My two least favorite things, that people say when they find out my marriage has ended, are “I’m sorry” and “He seems like such a nice guy.”
In fact if I had a dollar for every time I have heard either of them I would actually be able to go on the vacation to that beach that is on my Pinterest. But I ask why is this necessary?
My new response to “I’m sorry” after a year of hearing it, is “don’t be.”
“Someday, one of your friends is gonna get divorced, it’s gonna happen, and they’re gonna tell you. Don’t go, ‘ohhhh I’m sorry.’ That’s a stupid thing to say. First of all you’re making ’em feel bad for being really happy, which isn’t fair. And second of all: divorce is always good news. I know that sounds weird, but it’s true, because no good marriage has ever ended in divorce. It’s really that simple.” ~Louis C.K
This is true. If it was a happy marriage then it would not have ended.
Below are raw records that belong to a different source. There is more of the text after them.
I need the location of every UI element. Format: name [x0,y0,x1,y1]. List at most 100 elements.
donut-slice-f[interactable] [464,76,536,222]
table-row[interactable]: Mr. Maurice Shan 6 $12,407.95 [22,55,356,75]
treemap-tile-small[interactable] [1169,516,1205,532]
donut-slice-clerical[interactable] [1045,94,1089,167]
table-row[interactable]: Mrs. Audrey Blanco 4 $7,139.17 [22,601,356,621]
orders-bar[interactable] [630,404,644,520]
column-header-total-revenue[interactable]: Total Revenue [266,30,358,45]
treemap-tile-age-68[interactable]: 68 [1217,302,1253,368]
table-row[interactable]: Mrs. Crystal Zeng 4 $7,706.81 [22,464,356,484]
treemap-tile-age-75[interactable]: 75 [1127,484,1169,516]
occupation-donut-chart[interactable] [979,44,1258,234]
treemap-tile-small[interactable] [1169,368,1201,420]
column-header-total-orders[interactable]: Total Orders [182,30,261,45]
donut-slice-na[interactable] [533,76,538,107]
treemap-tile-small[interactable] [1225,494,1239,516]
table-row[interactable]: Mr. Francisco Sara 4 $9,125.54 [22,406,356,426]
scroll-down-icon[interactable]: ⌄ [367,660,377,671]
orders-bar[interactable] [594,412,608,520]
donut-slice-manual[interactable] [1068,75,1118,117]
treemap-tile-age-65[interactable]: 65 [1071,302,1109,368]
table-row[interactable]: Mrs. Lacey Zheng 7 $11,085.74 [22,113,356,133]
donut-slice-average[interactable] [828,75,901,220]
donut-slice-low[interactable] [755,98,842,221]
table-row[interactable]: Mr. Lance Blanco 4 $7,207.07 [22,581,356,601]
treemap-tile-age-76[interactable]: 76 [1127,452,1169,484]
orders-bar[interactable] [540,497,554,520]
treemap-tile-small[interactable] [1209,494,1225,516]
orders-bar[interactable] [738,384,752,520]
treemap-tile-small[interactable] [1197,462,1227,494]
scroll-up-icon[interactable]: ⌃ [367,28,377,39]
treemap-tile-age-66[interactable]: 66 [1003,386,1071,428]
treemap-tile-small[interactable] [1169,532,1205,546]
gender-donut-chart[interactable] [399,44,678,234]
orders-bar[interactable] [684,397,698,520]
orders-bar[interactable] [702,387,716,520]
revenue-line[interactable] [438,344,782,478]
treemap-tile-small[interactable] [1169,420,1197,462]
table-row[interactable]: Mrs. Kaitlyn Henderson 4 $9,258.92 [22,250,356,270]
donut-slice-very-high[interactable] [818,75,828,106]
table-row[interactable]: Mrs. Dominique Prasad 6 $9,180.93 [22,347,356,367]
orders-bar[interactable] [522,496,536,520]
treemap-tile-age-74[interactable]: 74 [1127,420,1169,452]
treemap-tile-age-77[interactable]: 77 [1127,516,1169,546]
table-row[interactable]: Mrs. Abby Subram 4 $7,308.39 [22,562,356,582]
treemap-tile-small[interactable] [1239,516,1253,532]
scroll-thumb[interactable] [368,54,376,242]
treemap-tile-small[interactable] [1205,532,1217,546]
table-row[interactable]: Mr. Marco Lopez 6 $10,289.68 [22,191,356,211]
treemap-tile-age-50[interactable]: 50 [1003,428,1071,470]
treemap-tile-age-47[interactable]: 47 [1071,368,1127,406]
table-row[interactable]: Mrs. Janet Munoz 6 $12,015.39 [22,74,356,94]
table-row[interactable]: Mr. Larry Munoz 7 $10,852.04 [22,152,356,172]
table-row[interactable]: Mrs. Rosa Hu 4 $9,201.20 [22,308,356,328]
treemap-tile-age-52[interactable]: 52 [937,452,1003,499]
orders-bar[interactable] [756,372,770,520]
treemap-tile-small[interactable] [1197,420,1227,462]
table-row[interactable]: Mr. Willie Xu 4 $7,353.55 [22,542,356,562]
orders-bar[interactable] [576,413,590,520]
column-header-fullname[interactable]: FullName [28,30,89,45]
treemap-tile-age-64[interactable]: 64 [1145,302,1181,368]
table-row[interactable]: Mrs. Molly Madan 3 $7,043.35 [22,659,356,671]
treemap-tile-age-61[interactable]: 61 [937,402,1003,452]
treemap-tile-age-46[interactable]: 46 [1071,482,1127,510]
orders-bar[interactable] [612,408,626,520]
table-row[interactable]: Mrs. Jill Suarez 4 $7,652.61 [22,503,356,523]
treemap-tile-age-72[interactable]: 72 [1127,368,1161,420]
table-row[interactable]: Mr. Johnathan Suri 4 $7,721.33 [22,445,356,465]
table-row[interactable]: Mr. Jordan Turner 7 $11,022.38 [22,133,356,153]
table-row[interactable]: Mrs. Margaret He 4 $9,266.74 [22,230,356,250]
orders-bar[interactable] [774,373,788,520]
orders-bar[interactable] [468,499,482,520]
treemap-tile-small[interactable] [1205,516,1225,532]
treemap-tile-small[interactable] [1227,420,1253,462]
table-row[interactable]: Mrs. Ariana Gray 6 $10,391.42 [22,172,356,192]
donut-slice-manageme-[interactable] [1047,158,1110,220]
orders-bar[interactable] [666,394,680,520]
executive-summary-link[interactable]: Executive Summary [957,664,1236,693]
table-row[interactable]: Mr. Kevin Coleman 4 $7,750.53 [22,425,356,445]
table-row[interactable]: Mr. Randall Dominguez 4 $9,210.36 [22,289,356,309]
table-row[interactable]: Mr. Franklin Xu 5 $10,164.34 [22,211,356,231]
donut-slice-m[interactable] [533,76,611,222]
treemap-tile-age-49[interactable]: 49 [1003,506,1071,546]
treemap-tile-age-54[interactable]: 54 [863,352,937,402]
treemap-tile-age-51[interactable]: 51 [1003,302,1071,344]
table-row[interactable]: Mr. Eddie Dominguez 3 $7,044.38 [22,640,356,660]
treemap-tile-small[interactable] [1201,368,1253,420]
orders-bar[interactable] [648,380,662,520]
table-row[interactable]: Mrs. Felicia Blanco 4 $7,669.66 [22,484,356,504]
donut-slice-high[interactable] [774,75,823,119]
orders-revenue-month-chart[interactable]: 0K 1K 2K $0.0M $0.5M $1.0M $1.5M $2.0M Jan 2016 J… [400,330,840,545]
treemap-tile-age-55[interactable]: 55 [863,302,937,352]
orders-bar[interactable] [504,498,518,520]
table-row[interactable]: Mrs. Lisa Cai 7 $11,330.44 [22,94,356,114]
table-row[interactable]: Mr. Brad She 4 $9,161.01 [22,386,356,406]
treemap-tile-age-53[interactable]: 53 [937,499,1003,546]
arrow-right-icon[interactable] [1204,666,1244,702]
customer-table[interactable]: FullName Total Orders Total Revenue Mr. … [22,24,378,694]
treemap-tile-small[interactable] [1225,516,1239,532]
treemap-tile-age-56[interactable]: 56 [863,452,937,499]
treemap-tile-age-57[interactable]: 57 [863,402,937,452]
Why can’t people say, “I’m happy you chose a life that makes you happy or happier?”
Yes financial struggles, co-parenting (if it can ever really be that), suck, but at the end of the day ,happier is better.
To respond to, “He seems like such a nice guy.” I have to say I am always wondering what to say.
What exactly are you using as your point of reference? Do you know all the details of life that come out when it’s just you and your partner and no one is watching? Do you think I am purposefully tossing out a nice guy because I want a bad one? Do you have time to sit down and listen to the whole real story that only someone who has lived with that person, shared a life, a home, kids and finances would know?
The answer is no, you don’t have the time. You want to believe that he is that nice guy and somehow I just couldn’t make it work.
And the truth is I want to shout all of it out from the rooftops, post it on my facebook wall, hash tag it on instagram but does it really matter? Will it change anything? Make me feel better? Maybe for a moment but in the end I just want to move forward.
So, next time a friend tells you they got divorced or you hear that someone did, know that there is much more to the story. Stop yourself from the “I’m sorry” and “He seemed like a nice guy.”
Just tell them, or about them, that you are glad they are moving forward and taking care of themselves.